Bagong Silang was also born amid conflict and violent politics. Located as it was at the frontier of the metropolitan area, it constituted the frontline between the Maoist insurgency of the New People’s Army (NPA) and the government. According to our older informants, NPA soldiers, known as taong labas(outside people), regularly came into Bagong Silang. Partly as a consequence of this incursion, the military had a large presence in the area. Furthermore, residents of particularly rebellious parts of Manila were evicted and relocated to Bagong Silang. This was the case with what was known as the Diliman commune, a settlement based on an alliance between students from the University of the Philippines and urban informal settlers, as well as well-organized settlers from the old harbor district of Tondo, who formed the iconic organization ZOTO (Zone One Tondo Organization) for poor urban settlers (Karaos 1993). Moreover, it had a reputation for crime and drug dealing as well as gang violence. After the first years of unrest and instability, the area gradually settled into what it is today. Nonetheless, Bagong Silang has maintained its reputation of being a place rife with criminality and violence.

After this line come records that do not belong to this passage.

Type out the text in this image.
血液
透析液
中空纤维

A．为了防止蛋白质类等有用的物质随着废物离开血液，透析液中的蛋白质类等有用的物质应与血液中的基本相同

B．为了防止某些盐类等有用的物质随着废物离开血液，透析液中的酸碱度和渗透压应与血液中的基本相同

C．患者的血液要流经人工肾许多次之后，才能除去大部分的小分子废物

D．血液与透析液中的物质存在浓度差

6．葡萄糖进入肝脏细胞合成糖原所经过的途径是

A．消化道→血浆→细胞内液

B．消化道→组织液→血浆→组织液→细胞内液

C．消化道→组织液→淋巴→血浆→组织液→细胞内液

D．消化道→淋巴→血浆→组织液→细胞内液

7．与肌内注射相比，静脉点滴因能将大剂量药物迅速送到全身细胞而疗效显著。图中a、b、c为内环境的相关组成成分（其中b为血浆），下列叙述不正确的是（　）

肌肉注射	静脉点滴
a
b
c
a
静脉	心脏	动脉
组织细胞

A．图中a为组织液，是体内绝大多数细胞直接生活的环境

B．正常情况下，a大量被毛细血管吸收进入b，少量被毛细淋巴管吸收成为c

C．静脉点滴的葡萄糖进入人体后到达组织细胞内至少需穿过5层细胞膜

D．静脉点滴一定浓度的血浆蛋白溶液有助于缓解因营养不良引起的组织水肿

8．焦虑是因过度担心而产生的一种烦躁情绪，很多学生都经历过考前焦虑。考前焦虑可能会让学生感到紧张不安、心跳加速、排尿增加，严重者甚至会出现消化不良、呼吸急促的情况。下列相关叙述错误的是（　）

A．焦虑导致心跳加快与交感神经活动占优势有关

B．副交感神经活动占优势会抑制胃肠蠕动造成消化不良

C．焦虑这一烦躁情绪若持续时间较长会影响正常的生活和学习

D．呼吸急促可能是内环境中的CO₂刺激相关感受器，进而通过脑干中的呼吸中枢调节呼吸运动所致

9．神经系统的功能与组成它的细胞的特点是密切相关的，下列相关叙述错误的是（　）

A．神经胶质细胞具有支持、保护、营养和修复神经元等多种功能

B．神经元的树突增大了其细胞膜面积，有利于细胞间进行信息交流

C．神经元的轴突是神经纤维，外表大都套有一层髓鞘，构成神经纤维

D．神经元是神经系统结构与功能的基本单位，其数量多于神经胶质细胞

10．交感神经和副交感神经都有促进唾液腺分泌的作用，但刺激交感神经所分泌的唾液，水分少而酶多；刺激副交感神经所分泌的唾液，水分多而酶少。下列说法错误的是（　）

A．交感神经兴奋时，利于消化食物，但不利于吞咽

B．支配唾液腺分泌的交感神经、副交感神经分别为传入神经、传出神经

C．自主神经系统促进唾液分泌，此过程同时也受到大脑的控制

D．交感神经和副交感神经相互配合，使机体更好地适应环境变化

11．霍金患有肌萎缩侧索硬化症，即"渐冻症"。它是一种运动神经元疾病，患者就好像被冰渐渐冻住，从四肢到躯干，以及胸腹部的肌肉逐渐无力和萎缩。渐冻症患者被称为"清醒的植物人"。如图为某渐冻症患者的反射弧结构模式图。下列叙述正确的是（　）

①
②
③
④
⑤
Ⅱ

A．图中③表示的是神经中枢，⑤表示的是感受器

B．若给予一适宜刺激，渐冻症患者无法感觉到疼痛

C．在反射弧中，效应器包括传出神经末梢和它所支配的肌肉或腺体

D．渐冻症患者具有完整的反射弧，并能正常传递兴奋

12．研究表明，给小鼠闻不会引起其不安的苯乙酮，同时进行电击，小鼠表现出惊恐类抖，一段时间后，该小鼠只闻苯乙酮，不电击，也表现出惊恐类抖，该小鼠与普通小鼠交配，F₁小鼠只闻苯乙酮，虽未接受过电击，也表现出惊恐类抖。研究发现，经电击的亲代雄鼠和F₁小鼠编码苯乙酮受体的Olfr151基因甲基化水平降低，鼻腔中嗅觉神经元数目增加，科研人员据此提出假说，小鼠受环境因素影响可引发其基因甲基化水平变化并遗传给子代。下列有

In this way, Bagong Silang had long been a killing zone, but it had also been an exclusion zone, a surplus people zone, and a relocation zone. This is illustrative of the bifurcation of Philippine society, in which some people are worth less than others in ways that give them an uncanny resemblance to colonial, racialized others (Stoler 2016). Therefore, to explain the violence in Bagong Silang and answer our other questions, we need to turn to an examination of Philippine politics beyond dominant perspectives on Duterte and the elite. The drug war and its consequences cannot be reduced to violent and sovereign practices of disposing of unwanted populations. Neither can an understanding of what happens in Bagong Silang be solely based on elite politics and a focus on big men, patronage, elite culture, and populism, factors that have dominated the analysis of Philippine politics for decades. Instead, we propose to explore communal intimate politics. This requires a serious examination of intricate webs of relationships, forms of violence, and exchange relations both animated by and animating the war on drugs.

This book aims to make two overarching contributions, one that is empirical, or historically specific, and a second that is conceptual, or theoretical. First, in empirical terms, the book offers a reading of the historical specificities of the drug war as it occurred in one place in Manila. We aim to explore the consequences of the war in places like Bagong Silang rather than exploring the drug war in its own right. We contend that an understanding of the war on drugs and its consequences can only be achieved by examining what preceded it and the conditions that made it possible in specific places.